Notre-Dame de Paris, literally “Our Lady of Paris,” but commonly referred to, simply, as Notre-Dame has long been one of the primary historical, religious and cultural symbols of Paris. It was consecrated to the Virgin Mary, and it is extremely sacred to Catholics (and many non-Catholics as well) not only in France, but also throughout the world. It sits on an island in the heart of Paris on a site that had been the location for several churches dating back to the 4th century. Featuring a massive spire, rose-colored windows, a massive vault and numerous flying buttresses, it is widely recognized as one of the best examples of French gothic architecture. When I mention “Paris” what comes to mind? Probably, the Eifel Tower, the Louvre and, yes, Notre-Dame. On April 15 much of it was damaged and destroyed by a massive fire. More on that later.
Constructing ND was a massive and complex undertaking, especially when one considers the primitive tools available at the time. Construction began in 1160 under the direction of the Bishop of Paris, Maurice de Sully. It was not completed until 1260. Since then, there have been many modifications over then years. In fact, at the time of the fire, it was in the midst of a renovation and restoration project, which likely had a bearing on the fire.
The fire, fueled by the 800 year-old dry wood that made up the roof, aka “The Forest,” was massive. Approximately, 400 firefighters fought the blaze, which burned for over 12 hours, before it was controlled. Despite the fact that a Mass was underway, no one was killed. Some might call that a miracle and credit divine intervention because of where the fire took place. Personally, I would credit the prompt response and bravery of the firefighters, who evacuated the worshippers in a prompt and orderly manner. In fact, many observers have confirmed this to the media, and French President Emmanuel Macron hosted a gathering at the Elysee Palace to recognize their efforts and offer what his office called “words of thanks.”
As I write this, the investigation into the fire is ongoing, but the current belief is that the fire was caused by an electrical short-circuit. Obviously, this is preliminary, as firefighters have not yet deemed the building safe to enter. Authorities are taking the investigation very seriously. Some 50 investigators have been assigned to the case, and according to Remy Heitz, the prosecutor in charge, the investigation will be “long and complex.”
So, what was saved, and what was destroyed? According to NBC the major loss was the roof, the spire above it, and much of the latticework.
As I mentioned above, the roof, aka “The Forest,” was constructed of planks of wood that was 800 years old. It is believed to have been the source of the fire. This wood had become very dry and made perfect fuel for the fire. It is irreplaceable.

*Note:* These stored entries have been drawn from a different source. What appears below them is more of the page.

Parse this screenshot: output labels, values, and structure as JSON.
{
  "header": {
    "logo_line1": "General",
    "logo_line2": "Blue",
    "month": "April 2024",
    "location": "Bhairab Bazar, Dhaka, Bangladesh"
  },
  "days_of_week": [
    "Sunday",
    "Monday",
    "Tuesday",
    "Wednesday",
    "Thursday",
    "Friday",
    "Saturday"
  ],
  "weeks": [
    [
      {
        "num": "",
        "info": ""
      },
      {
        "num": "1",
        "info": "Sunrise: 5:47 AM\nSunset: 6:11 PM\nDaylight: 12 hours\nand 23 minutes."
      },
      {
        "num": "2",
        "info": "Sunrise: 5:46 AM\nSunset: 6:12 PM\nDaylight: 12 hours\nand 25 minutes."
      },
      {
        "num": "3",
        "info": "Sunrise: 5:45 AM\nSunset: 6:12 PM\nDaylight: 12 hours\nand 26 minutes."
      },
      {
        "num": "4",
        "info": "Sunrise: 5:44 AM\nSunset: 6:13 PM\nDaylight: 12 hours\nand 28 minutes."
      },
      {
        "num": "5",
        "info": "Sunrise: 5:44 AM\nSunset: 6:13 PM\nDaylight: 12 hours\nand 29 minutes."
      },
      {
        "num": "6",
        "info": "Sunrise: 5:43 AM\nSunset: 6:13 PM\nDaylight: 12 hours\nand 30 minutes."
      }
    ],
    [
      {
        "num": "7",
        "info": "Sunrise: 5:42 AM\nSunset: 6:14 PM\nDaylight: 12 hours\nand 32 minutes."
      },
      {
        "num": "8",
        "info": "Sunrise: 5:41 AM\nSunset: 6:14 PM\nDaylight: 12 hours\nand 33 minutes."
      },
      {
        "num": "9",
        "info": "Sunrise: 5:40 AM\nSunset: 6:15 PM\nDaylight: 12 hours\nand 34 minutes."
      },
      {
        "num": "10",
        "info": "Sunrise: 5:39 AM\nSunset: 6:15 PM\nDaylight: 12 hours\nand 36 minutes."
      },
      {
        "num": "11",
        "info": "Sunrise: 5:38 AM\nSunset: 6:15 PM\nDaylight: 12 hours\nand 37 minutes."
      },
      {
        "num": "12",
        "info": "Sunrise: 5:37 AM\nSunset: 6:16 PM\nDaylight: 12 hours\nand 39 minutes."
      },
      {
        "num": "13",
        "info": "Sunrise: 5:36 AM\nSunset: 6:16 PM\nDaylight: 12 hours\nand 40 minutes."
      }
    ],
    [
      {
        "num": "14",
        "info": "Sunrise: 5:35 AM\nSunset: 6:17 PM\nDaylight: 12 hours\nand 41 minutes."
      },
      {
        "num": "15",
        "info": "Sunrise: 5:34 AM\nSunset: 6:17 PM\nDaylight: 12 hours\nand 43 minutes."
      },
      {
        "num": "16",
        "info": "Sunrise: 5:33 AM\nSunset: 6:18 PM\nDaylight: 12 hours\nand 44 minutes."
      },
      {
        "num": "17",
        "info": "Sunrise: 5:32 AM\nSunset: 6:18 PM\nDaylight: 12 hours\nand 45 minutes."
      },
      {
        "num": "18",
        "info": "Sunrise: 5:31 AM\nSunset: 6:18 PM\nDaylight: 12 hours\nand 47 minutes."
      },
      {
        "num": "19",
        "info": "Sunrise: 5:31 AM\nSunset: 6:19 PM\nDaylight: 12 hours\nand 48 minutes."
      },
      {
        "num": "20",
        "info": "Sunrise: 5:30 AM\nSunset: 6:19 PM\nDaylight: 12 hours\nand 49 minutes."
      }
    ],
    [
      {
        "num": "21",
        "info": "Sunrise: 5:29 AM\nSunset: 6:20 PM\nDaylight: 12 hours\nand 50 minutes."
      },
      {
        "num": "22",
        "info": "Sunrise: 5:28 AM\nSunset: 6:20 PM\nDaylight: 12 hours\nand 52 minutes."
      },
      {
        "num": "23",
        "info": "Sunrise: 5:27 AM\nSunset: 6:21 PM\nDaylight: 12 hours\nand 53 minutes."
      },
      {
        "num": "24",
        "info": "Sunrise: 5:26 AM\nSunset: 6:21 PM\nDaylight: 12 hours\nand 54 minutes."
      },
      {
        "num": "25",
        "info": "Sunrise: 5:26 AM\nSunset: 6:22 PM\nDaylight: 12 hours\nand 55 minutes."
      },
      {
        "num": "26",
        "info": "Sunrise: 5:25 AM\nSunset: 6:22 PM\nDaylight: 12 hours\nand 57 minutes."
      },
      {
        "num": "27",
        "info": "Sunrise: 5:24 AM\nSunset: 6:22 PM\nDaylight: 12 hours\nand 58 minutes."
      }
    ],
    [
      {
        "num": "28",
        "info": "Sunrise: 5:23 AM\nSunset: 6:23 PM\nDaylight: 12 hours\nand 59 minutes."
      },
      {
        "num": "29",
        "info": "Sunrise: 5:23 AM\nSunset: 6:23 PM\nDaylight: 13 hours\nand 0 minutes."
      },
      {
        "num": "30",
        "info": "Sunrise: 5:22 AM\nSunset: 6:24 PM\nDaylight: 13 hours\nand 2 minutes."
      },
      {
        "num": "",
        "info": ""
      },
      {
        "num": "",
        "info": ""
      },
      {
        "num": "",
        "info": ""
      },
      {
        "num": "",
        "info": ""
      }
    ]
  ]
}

It should be noted that the spire, aka “la fleche, or “the arrow,” was one of the most symbolic and recognizable sights of the city. It was surrounded by 16 copper statues, which represented the four evangelists and the 16 apostles. Fortuitously, these statues had been removed as part of the aforementioned restoration project, so they were not destroyed.
What was saved?
1. The rose window. These sacred, world-renowned rose colored, stained glass windows date as far back as 1260. According to the ND website they portray Jesus sitting in heaven “surrounded by all those who have been his witnesses on earth.”
2. “Le Grand Orgue,” or “The Great Organ” consisting of some 8,000 pipes dated back to 1730.
3. “The Tunic of St. Louis.” This long, shirt-like garment is believed to have belonged to King Louis IX, who ruled France from 1226 – 1270 According to French Culture Minister, Franck Riester and Anne Hidalgo, mayor of Paris, this was saved by first responders.
4. “The Crown of Thorns.” This is believed to have been worn by Jesus at the time of his crucifixion.
Although some of the treasures destroyed are irreplaceable, the cathedral, itself, can and will be rebuilt. “USA Today” has reported that over $1 billion in donations have been received to date, mostly from a few generous billionaires, and Macron has vowed that the cathedral will be rebuilt “even more beautifully” in five years. It also reported that some groups have criticized these sizeable contributions, which, in my view, should be praised, as further evidence of what they have labeled “income inequality.”
I admire and support Macron’s ambition, but in my experience these projects take much longer and cost much more than predicted. I hope he’s right, but we’ll see. It has been reported that work has already begun even though, as mentioned above, authorities have not yet deemed the building to be safe to enter. In the meantime, Monsignor Patrick Chauvet has been calling for the construction of a small temporary church on the grounds of the adjoining plaza so that those so inclined would have a place to worship.
In summary, this was a tragedy on a grand scale, but it could have been worse, much worse.